Всем были памятны выступления Эйхенбаума в январе и марте 1946 года в Доме кино и Доме ученых, когда, как можно полагать, он делился планами своей новой книги об Анне Ахматовой:

«Поэзия Ахматовой – одно из тех больших явлений, которое связано с историей целого поколения, прошедшего весь путь от первой русской революции до Второй мировой войны (40 лет). Я сам из этого же поколения – и поэзия Ахматовой факт моей душевной, умственной и литературной биографии. Мне и легко и очень трудно говорить – не все скажу ясно.

…Поэзия – на границе личных признаний, на границе безответной откровенности. В этом или за этим – ощущение своей личной жизни как жизни национальной, народной, в которой все значительно и общезначимо. Отсюда – выход в историю, в жизнь народа, отсюда – особого рода мужество, связанное с ощущением избранничества, миссии, великого, важного дела… Здесь – связь с ранней лирикой и здесь же – отличие от нее…

…Как много и часто говорит она о Музе! И она сумела сделать так, что это звучит не как стилизация. «Ты ль Данту диктовала страницы Ада? – Отвечает: 'Я'". Это придает всей ее лирике мифологическую основу – ту, которая нужна для подлинной, высокой лирики» (Анна Ахматова: pro et contra.
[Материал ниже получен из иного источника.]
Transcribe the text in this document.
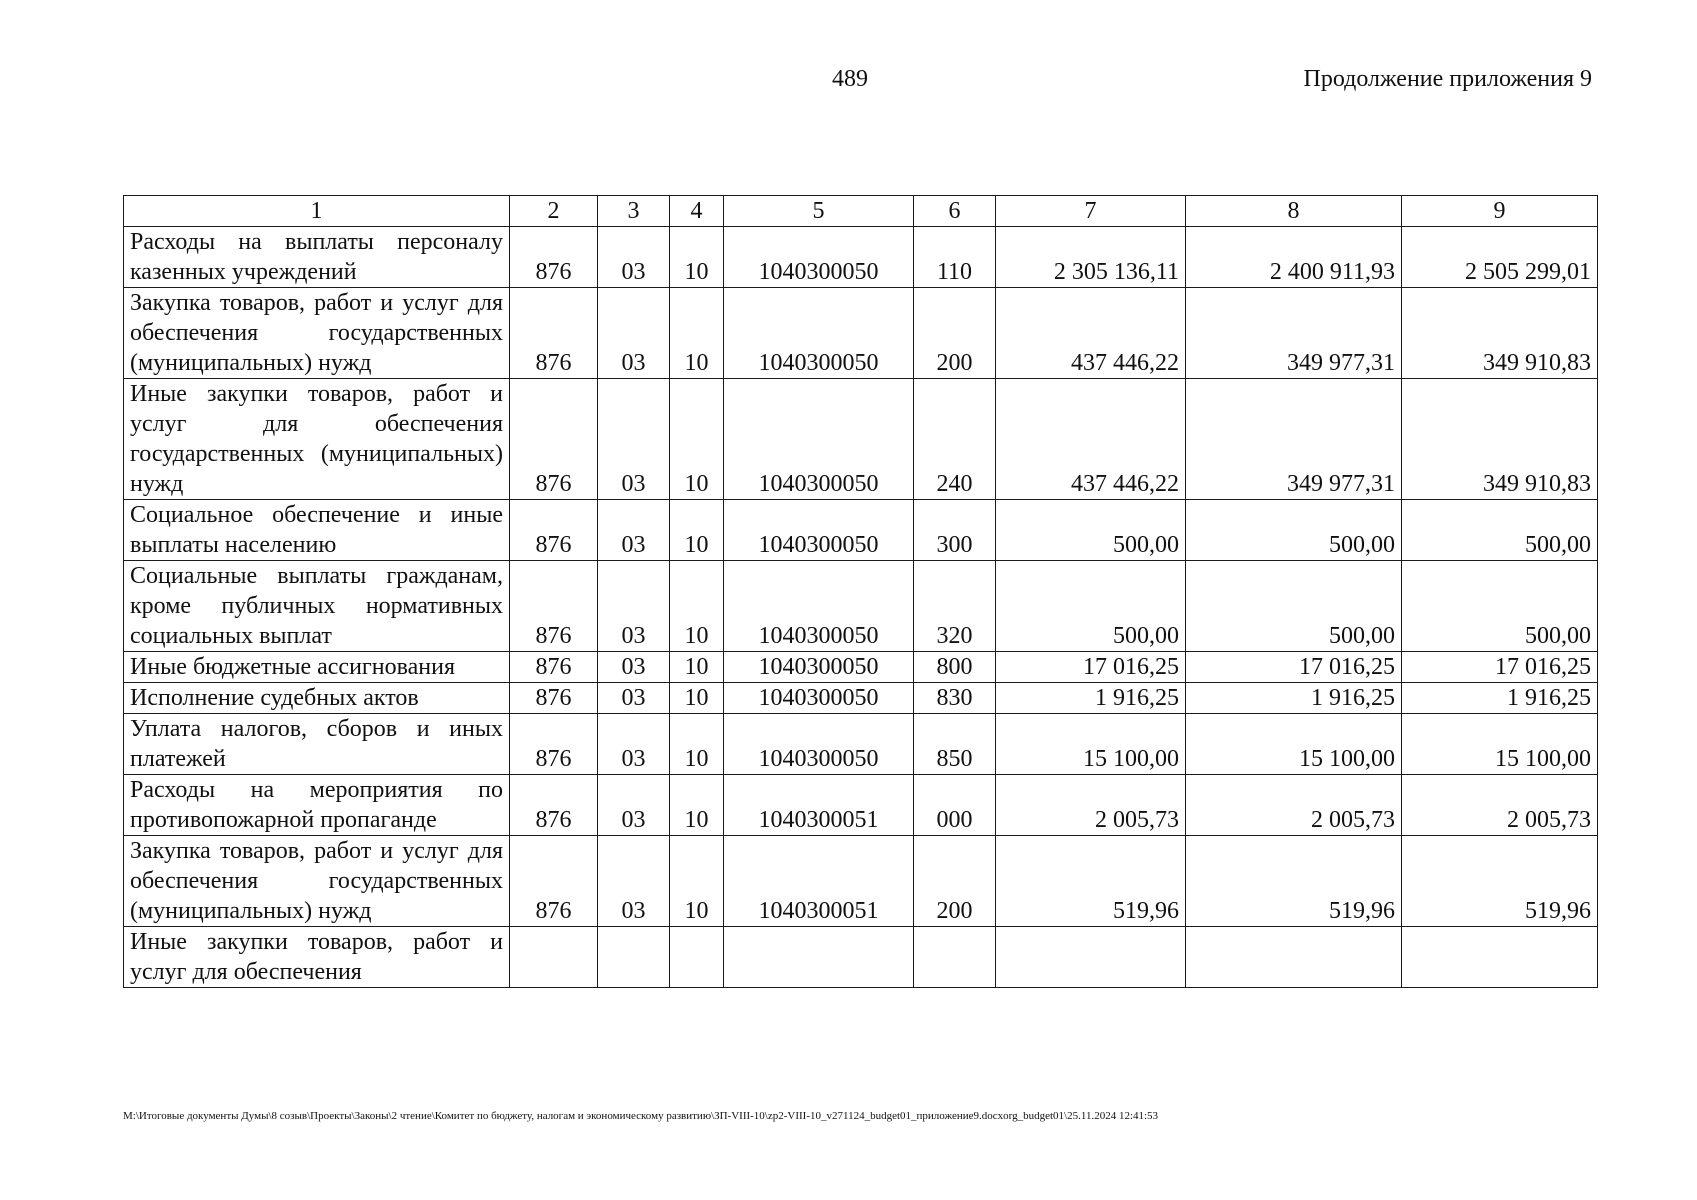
489	Продолжение приложения 9
1	2	3	4	5	6	7	8	9
Расходы на выплаты персоналу казенных учреждений	876	03	10	1040300050	110	2 305 136,11	2 400 911,93	2 505 299,01
Закупка товаров, работ и услуг для обеспечения государственных (муниципальных) нужд	876	03	10	1040300050	200	437 446,22	349 977,31	349 910,83
Иные закупки товаров, работ и услуг для обеспечения государственных (муниципальных) нужд	876	03	10	1040300050	240	437 446,22	349 977,31	349 910,83
Социальное обеспечение и иные выплаты населению	876	03	10	1040300050	300	500,00	500,00	500,00
Социальные выплаты гражданам, кроме публичных нормативных социальных выплат	876	03	10	1040300050	320	500,00	500,00	500,00
Иные бюджетные ассигнования	876	03	10	1040300050	800	17 016,25	17 016,25	17 016,25
Исполнение судебных актов	876	03	10	1040300050	830	1 916,25	1 916,25	1 916,25
Уплата налогов, сборов и иных платежей	876	03	10	1040300050	850	15 100,00	15 100,00	15 100,00
Расходы на мероприятия по противопожарной пропаганде	876	03	10	1040300051	000	2 005,73	2 005,73	2 005,73
Закупка товаров, работ и услуг для обеспечения государственных (муниципальных) нужд	876	03	10	1040300051	200	519,96	519,96	519,96
Иные закупки товаров, работ и услуг для обеспечения								
M:\Итоговые документы Думы\8 созыв\Проекты\Законы\2 чтение\Комитет по бюджету, налогам и экономическому развитию\ЗП-VIII-10\zp2-VIII-10_v271124_budget01_приложение9.docxorg_budget01\25.11.2024 12:41:53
Т. 2. С. 49).

Достаточно было Андрею Александровичу Жданову, человеку с известной долей если не вкуса, то чутья, вдуматься в эти пророческие слова старого профессора, и в свитке его судьбы было бы одной позорной страницей меньше, однако из пророчеств ученого вычленили и вписали в доклад «монашку» и «блудницу».

В тезисах выступления Бориса Эйхенбаума в Доме ученых и Доме кино провидчески обозначены пути дальнейшего развития творчества Ахматовой – избранническая судьба гения и его связь с национальной жизнью. Эйхенбаум будто уже предчувствовал ахматовский «Реквием», да, по—видимому, частично знал его, судя по тезисам его выступления:

«Глубина мифа, в которой Муза становится заново живым поэтическим образом.
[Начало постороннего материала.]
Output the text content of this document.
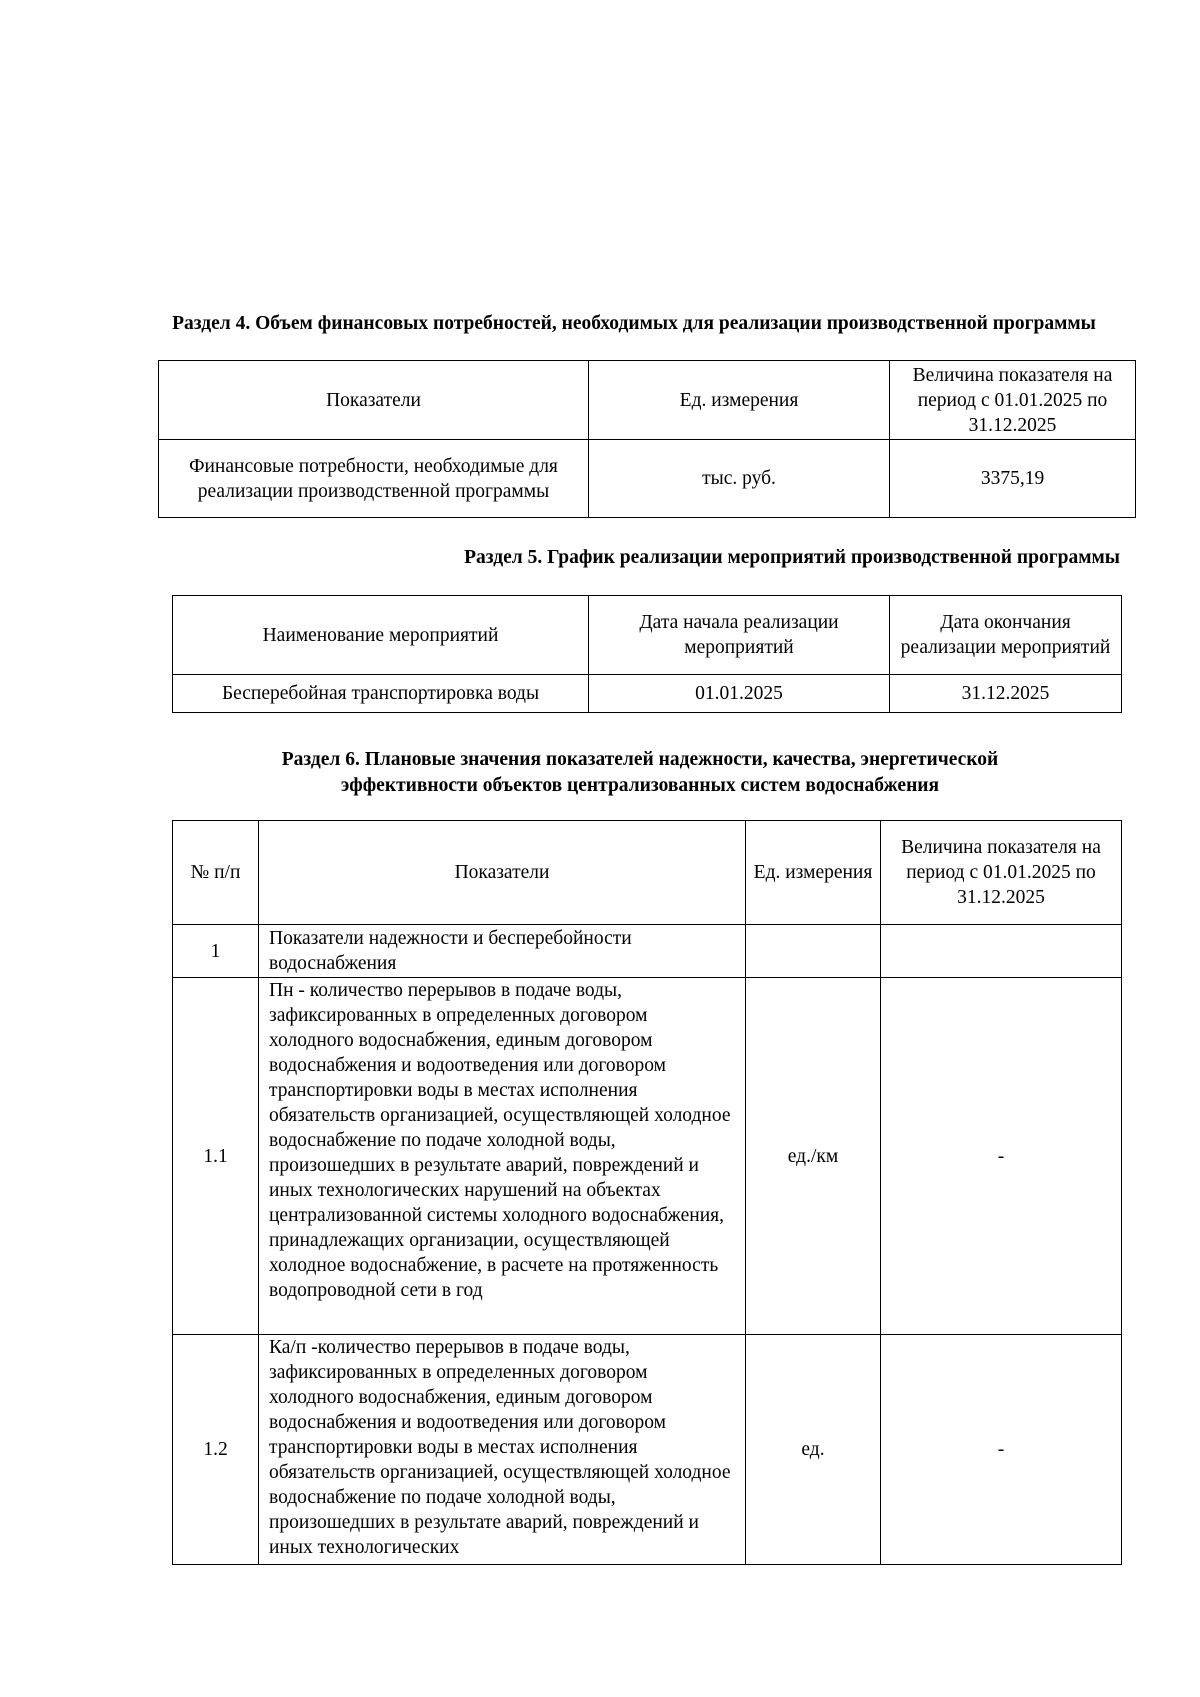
Раздел 4. Объем финансовых потребностей, необходимых для реализации производственной программы
Показатели	Ед. измерения	Величина показателя на период с 01.01.2025 по 31.12.2025
Финансовые потребности, необходимые для реализации производственной программы	тыс. руб.	3375,19
Раздел 5. График реализации мероприятий производственной программы
Наименование мероприятий	Дата начала реализации мероприятий	Дата окончания реализации мероприятий
Бесперебойная транспортировка воды	01.01.2025	31.12.2025
Раздел 6. Плановые значения показателей надежности, качества, энергетической эффективности объектов централизованных систем водоснабжения
№ п/п	Показатели	Ед. измерения	Величина показателя на период с 01.01.2025 по 31.12.2025
1	Показатели надежности и бесперебойности водоснабжения		
1.1	Пн - количество перерывов в подаче воды, зафиксированных в определенных договором холодного водоснабжения, единым договором водоснабжения и водоотведения или договором транспортировки воды в местах исполнения обязательств организацией, осуществляющей холодное водоснабжение по подаче холодной воды, произошедших в результате аварий, повреждений и иных технологических нарушений на объектах централизованной системы холодного водоснабжения, принадлежащих организации, осуществляющей холодное водоснабжение, в расчете на протяженность водопроводной сети в год	ед./км	-
1.2	Ка/п -количество перерывов в подаче воды, зафиксированных в определенных договором холодного водоснабжения, единым договором водоснабжения и водоотведения или договором транспортировки воды в местах исполнения обязательств организацией, осуществляющей холодное водоснабжение по подаче холодной воды, произошедших в результате аварий, повреждений и иных технологических	ед.	-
Все это дает ощущение личной жизни как жизни национальной, исторической, как миссия избранничества, как «бремя», наложенное судьбой: «Твое несу я бремя, тяжелое, ты знаешь, сколько лет».

Вот откуда и сила памяти, и страшная борьба с нею (потому что «Надо снова научиться жить») (слова из неопубликованного «Реквиема», не положенного еще на бумагу, хранящегося в памяти нескольких доверенных лиц. – С. К.),и чувство истории, и силы для нового пути, трагическое (не личное) мужество,в жертву которому отдается личная жизнь: «Упрямая, жду, что случится»» (Там же. С. 48).

После августовских событий 1946 года профессора Эйхенбаума прогнали с работы, а его супруга Раиса Борисовна (урожденная Брауде) вскоре умерла, не оправившись от пережитых потрясений. Зощенко и Ахматову исключили из Союза писателей и лишили карточек на хлеб, то есть обрекли на голодную смерть. Карточки вскоре были возвращены, однако наложен запрет на печатание и какие бы то ни было платные выступления, что, собственно, предрекало голодный конец. Ахматовой выдали пропуск для входа в Фонтанный Дом, где был установлен круглосуточный пост. В графе, удостоверяющей статус владельца, значилось: «Жилец».